Tuesday, October 23, 2007

Google Book Search and... LCSH?

The Inside Google Book Search Blog recently announced that they've "added subject links in a left navigation bar as additional entry points into the index." This, predictably, piqued my interest. I followed the links in the blog entry, poked around a bit, then looked at this book. (Hope that link is persistent... the book is "Asian American Playwrights: A Bio-Bibliographical Critical Sourcebook By Miles Xian Liu") [UPDATE: Either that link evaporated or I screwed up and pointed to the wrong place. Try this one.] See that "Subjects" heading over on the right. Expand it. At least some of those are LCSH! ("Asian Americans in literature" is a dead giveaway.) The first three are close to what one sees in the book and e-book records in Open WorldCat. I've been something very close to living under a rock recently, so maybe this isn't news, but it's news to me at least.

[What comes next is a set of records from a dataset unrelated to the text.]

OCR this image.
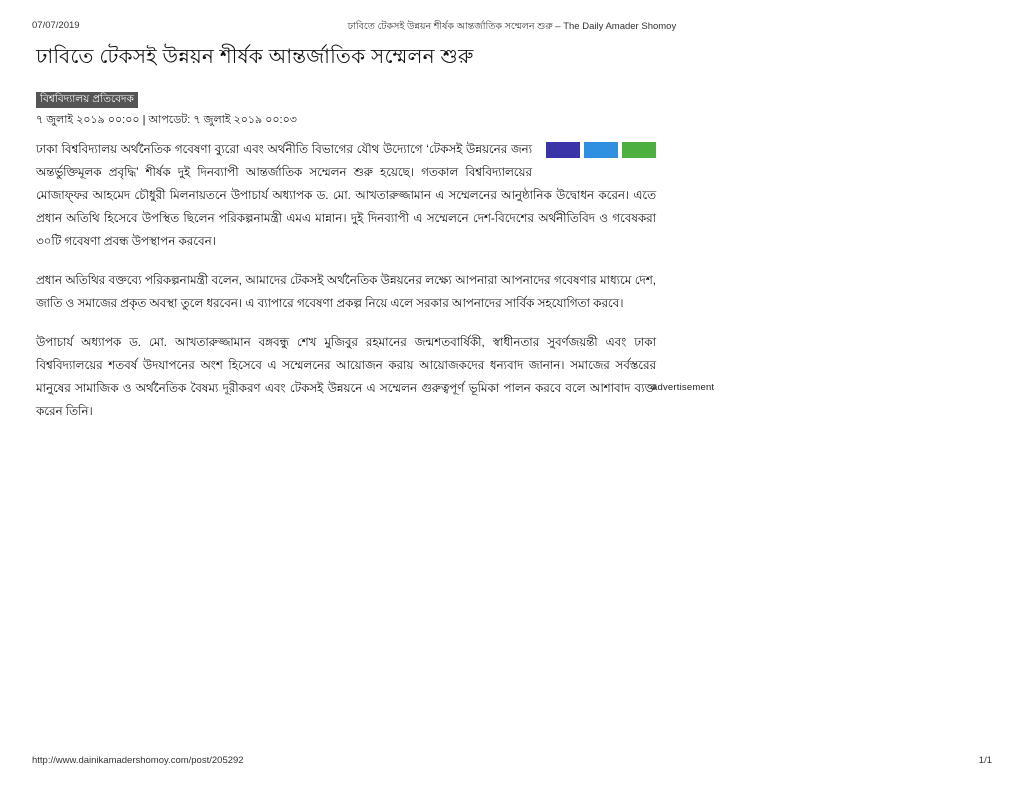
07/07/2019	ঢাবিতে টেকসই উন্নয়ন শীর্ষক আন্তর্জাতিক সম্মেলন শুরু – The Daily Amader Shomoy
ঢাবিতে টেকসই উন্নয়ন শীর্ষক আন্তর্জাতিক সম্মেলন শুরু
বিশ্ববিদ্যালয় প্রতিবেদক
৭ জুলাই ২০১৯ ০০:০০ | আপডেট: ৭ জুলাই ২০১৯ ০০:০৩

ঢাকা বিশ্ববিদ্যালয় অর্থনৈতিক গবেষণা ব্যুরো এবং অর্থনীতি বিভাগের যৌথ উদ্যোগে ‘টেকসই উন্নয়নের জন্য অন্তর্ভুক্তিমূলক প্রবৃদ্ধি’ শীর্ষক দুই দিনব্যাপী আন্তর্জাতিক সম্মেলন শুরু হয়েছে। গতকাল বিশ্ববিদ্যালয়ের মোজাফ্ফর আহমেদ চৌধুরী মিলনায়তনে উপাচার্য অধ্যাপক ড. মো. আখতারুজ্জামান এ সম্মেলনের আনুষ্ঠানিক উদ্বোধন করেন। এতে প্রধান অতিথি হিসেবে উপস্থিত ছিলেন পরিকল্পনামন্ত্রী এমএ মান্নান। দুই দিনব্যাপী এ সম্মেলনে দেশ-বিদেশের অর্থনীতিবিদ ও গবেষকরা ৩০টি গবেষণা প্রবন্ধ উপস্থাপন করবেন।

প্রধান অতিথির বক্তব্যে পরিকল্পনামন্ত্রী বলেন, আমাদের টেকসই অর্থনৈতিক উন্নয়নের লক্ষ্যে আপনারা আপনাদের গবেষণার মাধ্যমে দেশ, জাতি ও সমাজের প্রকৃত অবস্থা তুলে ধরবেন। এ ব্যাপারে গবেষণা প্রকল্প নিয়ে এলে সরকার আপনাদের সার্বিক সহযোগিতা করবে।

উপাচার্য অধ্যাপক ড. মো. আখতারুজ্জামান বঙ্গবন্ধু শেখ মুজিবুর রহমানের জন্মশতবার্ষিকী, স্বাধীনতার সুবর্ণজয়ন্তী এবং ঢাকা বিশ্ববিদ্যালয়ের শতবর্ষ উদযাপনের অংশ হিসেবে এ সম্মেলনের আয়োজন করায় আয়োজকদের ধন্যবাদ জানান। সমাজের সর্বস্তরের মানুষের সামাজিক ও অর্থনৈতিক বৈষম্য দূরীকরণ এবং টেকসই উন্নয়নে এ সম্মেলন গুরুত্বপূর্ণ ভূমিকা পালন করবে বলে আশাবাদ ব্যক্ত করেন তিনি।

advertisement
http://www.dainikamadershomoy.com/post/205292	1/1
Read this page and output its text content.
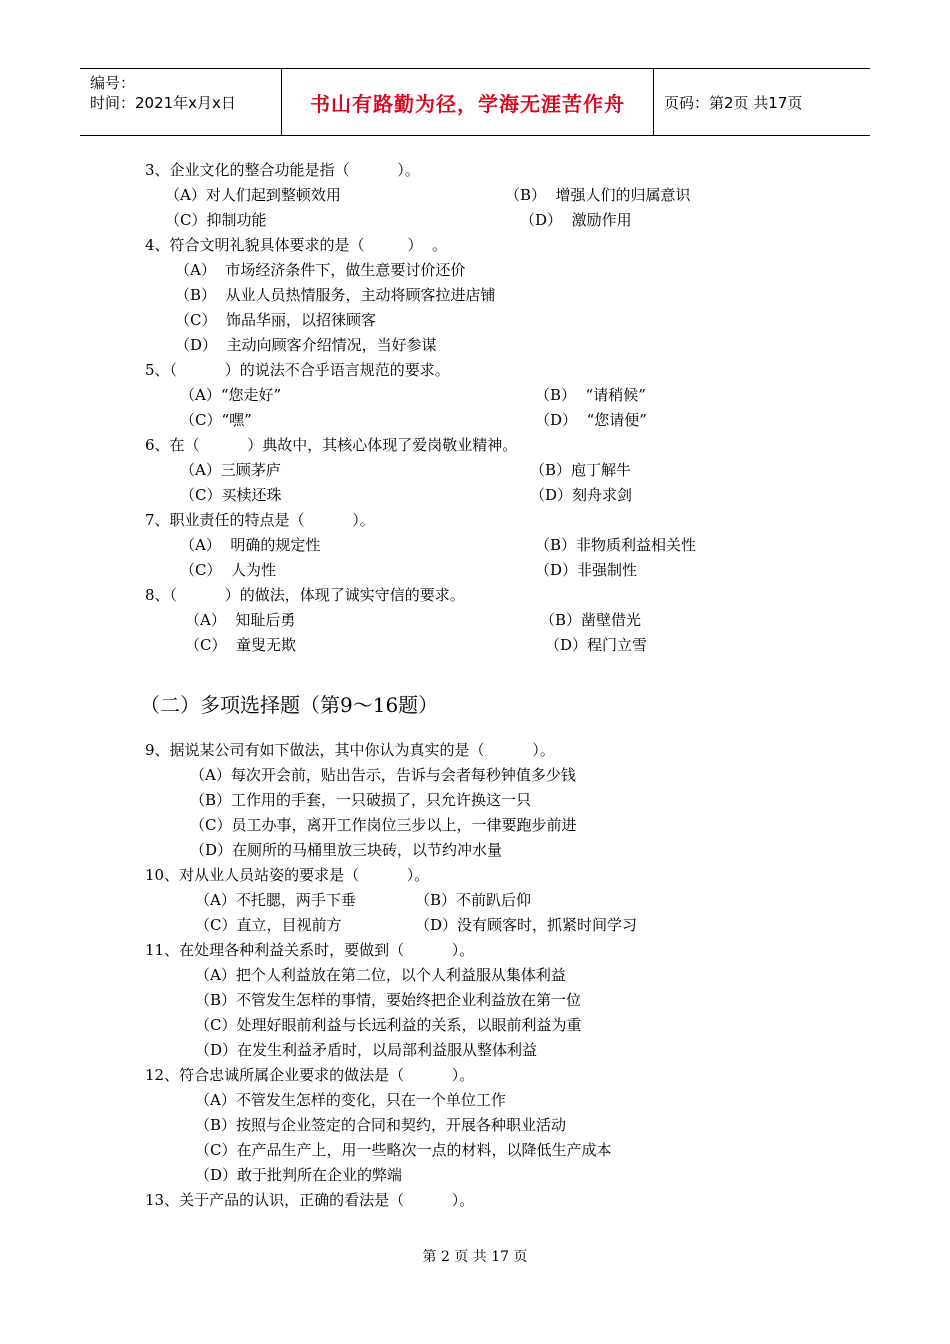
编号：
时间：2021年x月x日	书山有路勤为径，学海无涯苦作舟	页码：第2页 共17页
3、企业文化的整合功能是指（          ）。
（A）对人们起到整顿效用	（B）  增强人们的归属意识
（C）抑制功能	（D）  激励作用
4、符合文明礼貌具体要求的是（         ）  。
（A）  市场经济条件下，做生意要讨价还价
（B）  从业人员热情服务，主动将顾客拉进店铺
（C）  饰品华丽，以招徕顾客
（D）  主动向顾客介绍情况，当好参谋
5、（          ）的说法不合乎语言规范的要求。
（A）“您走好”	（B）  “请稍候”
（C）“嘿”	（D）  “您请便”
6、在（          ）典故中，其核心体现了爱岗敬业精神。
（A）三顾茅庐	（B）庖丁解牛
（C）买椟还珠	（D）刻舟求剑
7、职业责任的特点是（          ）。
（A）  明确的规定性	（B）非物质利益相关性
（C）  人为性	（D）非强制性
8、（          ）的做法，体现了诚实守信的要求。
（A）  知耻后勇	（B）凿壁借光
（C）  童叟无欺	（D）程门立雪
（二）多项选择题（第9～16题）
9、据说某公司有如下做法，其中你认为真实的是（          ）。
（A）每次开会前，贴出告示，告诉与会者每秒钟值多少钱
（B）工作用的手套，一只破损了，只允许换这一只
（C）员工办事，离开工作岗位三步以上，一律要跑步前进
（D）在厕所的马桶里放三块砖，以节约冲水量
10、对从业人员站姿的要求是（          ）。
（A）不托腮，两手下垂	（B）不前趴后仰
（C）直立，目视前方	（D）没有顾客时，抓紧时间学习
11、在处理各种利益关系时，要做到（          ）。
（A）把个人利益放在第二位，以个人利益服从集体利益
（B）不管发生怎样的事情，要始终把企业利益放在第一位
（C）处理好眼前利益与长远利益的关系，以眼前利益为重
（D）在发生利益矛盾时，以局部利益服从整体利益
12、符合忠诚所属企业要求的做法是（          ）。
（A）不管发生怎样的变化，只在一个单位工作
（B）按照与企业签定的合同和契约，开展各种职业活动
（C）在产品生产上，用一些略次一点的材料，以降低生产成本
（D）敢于批判所在企业的弊端
13、关于产品的认识，正确的看法是（          ）。
第 2 页 共 17 页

I don't quite know what to think of this. I've heard Google was getting MARC records for books they're digitizing from libraries, but this doesn't appear to be one of those books. Is this a sign they're incorporating library cataloging from other places as well? And to date we haven't seen them do much with that data. Is this the sign of a change? I don't know that we can interpret it that way. This is perpetual beta, remember, and it's Google with roughly a zillion servers, and the ability to try all sorts of things out simultaneously. Just because I see those headings now doesn't mean they'll be there tomorrow, or today for you who is hitting the service through a different route.

To some extent I think this is a good thing. We have a great deal of data in our catalogs that deserves to be put to better use than it currently is. It's great to see this data making its way into services such as GBS, and for GBS to realize "subjects" are useful, perhaps even essential, access points. (I'll skip in this post a rant about the many things "subject" can mean, including "genre" [pet peeve warning!], and my thoughts on when this data needs to be human-generated and when it doesn't.)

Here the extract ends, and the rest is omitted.